Observation #5: Digital era companies have fast go-to-market capabilities, enabled by cross-disciplinary collaboration between business, marketing, innovation, R&D and IT teams for building, evolving, operating and supporting rapidly changing resilient digital solutions.

Digital DNA: A significant challenge that results from organisations being slow to adopt digital technologies is they hinder their employees’ ability to engage with digital customers. Although some incumbents have digital as part of their strategy, it’s often a fragmented strategy, and one that is not pervasive across the organisation and core to their DNA.

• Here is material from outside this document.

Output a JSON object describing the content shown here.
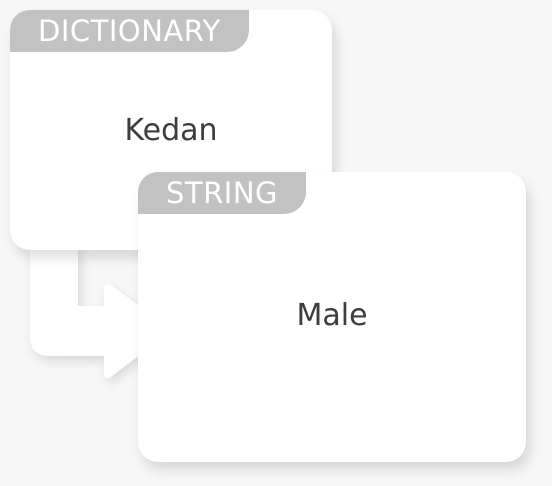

Observation #6: Organisational culture is probably the single greatest challenge in executing a digital migration strategy. Digital migration is a collective and inclusive strategy requiring all levels and divisions to participate in achieving a clear end goal.

Successful digital businesses are wired to compete and win in a digital era. Their DNA is digital, with a digital-first mind-set, they employ digital savvy resources, ensure digital integration across all aspects of the business – and are focused on the customer experience as their key differentiator.

Closing thoughts

Great innovation thrives in difficult times

To compete, win and remain relevant in the new era,organisations need to be able to “successfully interact and transact with digital savvy users, and leverage the network effect to drive adoption” – A new challenge that requires a new approach.

“You never change things by fighting the existing reality. To change something, build a new model that makes the existing model obsolete.”